Displacing the Tiverton Elite
I’ve got a letter in the current Sakonnet Times, responding to some discouraging observations at recent town meetings:
To the editor:
The self-presumed ruling class of Tiverton — in and out of office — has no governing ideas but to raise taxes in good times and bad while comfortably accepting that most of the town’s budget is locked in by law or by contract. So, they’ve turned their ire toward the members of Tiverton Citizens for Change who have stepped forward to change the trajectory of municipal government.
First the accusation against TCC was, “They’re not from here, and they haven’t done anything!” Then it was, “They’re not from here, and they make mistakes when filing campaign finance forms!” The new one is, “They’re not from here, and they need practice conducting public meetings with a hostile audience!”
Well, golly. The meetings that the familiar voices reference are those of the current Budget Committee, on which local reformers have a controlling hand, and the heat radiated most strongly (thus far) when the group interviewed the School Committee. It’s almost as if the town aristocracy is trying to distract from school officials’ admission of difficulty facing down the obscenely aggressive National Education Association labor union.

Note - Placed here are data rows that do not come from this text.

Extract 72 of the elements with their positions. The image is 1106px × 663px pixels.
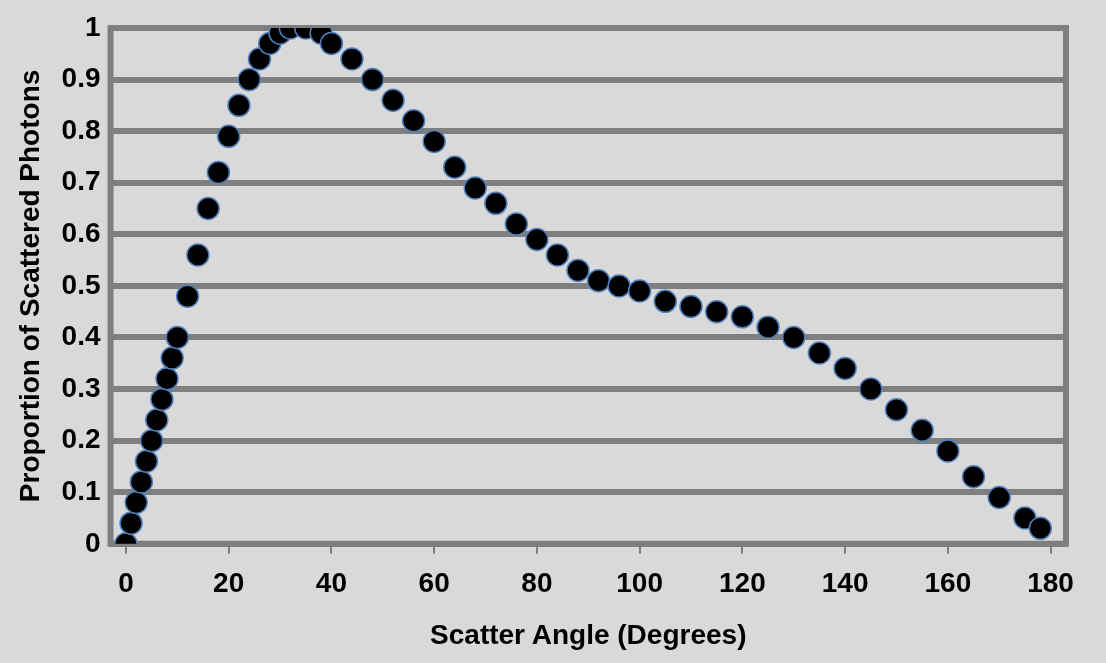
x-tick-label: 0 [118, 567, 134, 599]
point [150, 387, 174, 412]
point [381, 88, 405, 112]
y-axis-title: Proportion of Scattered Photons [13, 69, 45, 503]
y-tick-label: 0.3 [61, 371, 101, 403]
x-tick-label: 40 [315, 567, 347, 599]
y-tick-label: 0.1 [61, 474, 101, 506]
point [859, 377, 883, 401]
y-tick-label: 0.7 [61, 165, 101, 197]
y-tick-label: 0.2 [61, 423, 101, 455]
y-tick-label: 0.6 [61, 217, 101, 249]
point [319, 31, 344, 56]
point [186, 243, 210, 267]
point [833, 356, 857, 381]
point [607, 274, 631, 298]
x-tick-label: 80 [521, 567, 553, 599]
point [401, 109, 426, 133]
point [961, 465, 986, 489]
point [442, 155, 467, 180]
point [463, 176, 487, 200]
y-tick-label: 0.9 [61, 62, 101, 94]
point [1028, 516, 1053, 541]
point [884, 397, 909, 422]
point [422, 129, 446, 154]
point [730, 305, 755, 329]
point [196, 196, 220, 221]
point [134, 449, 159, 474]
point [216, 124, 241, 149]
point [525, 227, 549, 252]
point [653, 289, 678, 314]
point [124, 490, 148, 515]
point [119, 511, 143, 535]
y-tick-label: 0.4 [61, 320, 101, 352]
point [910, 418, 934, 443]
point [139, 428, 164, 453]
point [1013, 506, 1037, 530]
point [987, 485, 1011, 510]
point [227, 93, 251, 118]
point [807, 341, 832, 365]
x-tick-label: 60 [418, 567, 450, 599]
point [545, 243, 570, 267]
point [484, 191, 508, 216]
x-axis-title: Scatter Angle (Degrees) [430, 618, 747, 650]
y-tick-label: 1 [84, 10, 101, 42]
x-tick-label: 160 [924, 567, 972, 599]
point [155, 366, 179, 391]
x-tick-label: 140 [821, 567, 869, 599]
point [756, 315, 780, 339]
y-tick-label: 0 [84, 526, 101, 558]
point [936, 439, 960, 463]
point [129, 470, 154, 494]
point [206, 160, 231, 185]
point [160, 346, 184, 370]
y-tick-label: 0.5 [61, 268, 101, 300]
x-tick-label: 100 [616, 567, 663, 599]
point [781, 325, 806, 350]
x-tick-label: 120 [719, 567, 766, 599]
point [566, 258, 590, 283]
point [340, 47, 364, 71]
point [504, 212, 529, 236]
point [237, 67, 261, 92]
point [360, 67, 385, 92]
point [175, 284, 200, 308]
point [627, 279, 652, 303]
x-tick-label: 180 [1027, 567, 1074, 599]
point [704, 299, 729, 324]
point [586, 268, 611, 293]
x-tick-label: 20 [213, 567, 245, 599]
y-tick-label: 0.8 [61, 113, 101, 145]
point [165, 325, 190, 350]
point [679, 294, 703, 319]
point [145, 408, 169, 432]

An anonymous commenter on my web site, AnchorRising.com, mocked Budget Committee (and TCC) member Thomas Parker, a successful naval officer, and suggested that we should “take a good look at who we have running some of our meetings and think about providing effective leadership to the town in this time of crisis.” Yes, let’s.
At its most recent, notably quiet, meeting, the School Committee did not have members of the Town Council gabbing disruptively in the back of a small meeting room or former School Committee Vice Chairman Mike Burk bellowing attacks as he paced the room, both of which set the tone of the prior Budget Committee meeting. However cordial their gatherings, school committee members and representatives bemoan the strength of the teachers’ union and (unbelievably) their own sense that they have weak hands for negotiation. (How about having employment on offer during the worst downturn since the Great Depression?) And when the town administrator and council president recently asked for financial help to maintain services in the current budget, committee members were awfully quiet, considering that the request came mere weeks after they had given away hundreds of thousands of dollars to the intimidating unionists.
On the Town Council side, meeting attendees walk away with the sense that even contracts that are up for negotiation are “locked in.” Council President Don Bollin recently declared an inability to “trim a budget based on what [he] would like to see happen in negotiations,” and that “it’s easier to have the money put back should the results we want happen.” As the School Committee recently acknowledged, however, the unions typically demand more than is budgeted, rather than allow any earmarked dollars to flow back to the town. Indeed, a central rationalization of the school department for awarding not only raises but retroactive pay was that the “money was in the budget.”
So, if your overarching preference is for peaceful government meetings in which all of the meat is chewed during executive sessions and in which officials practice comity most enthusiastically while conspiring, along with the unions, to manipulate procedural rules to ram double-digit tax increases through financial town meetings, then side with the familiar faces. Me, I’ll take fresh leadership that conducts entertaining meetings but checks unions to lower taxes and maintain services at the same time.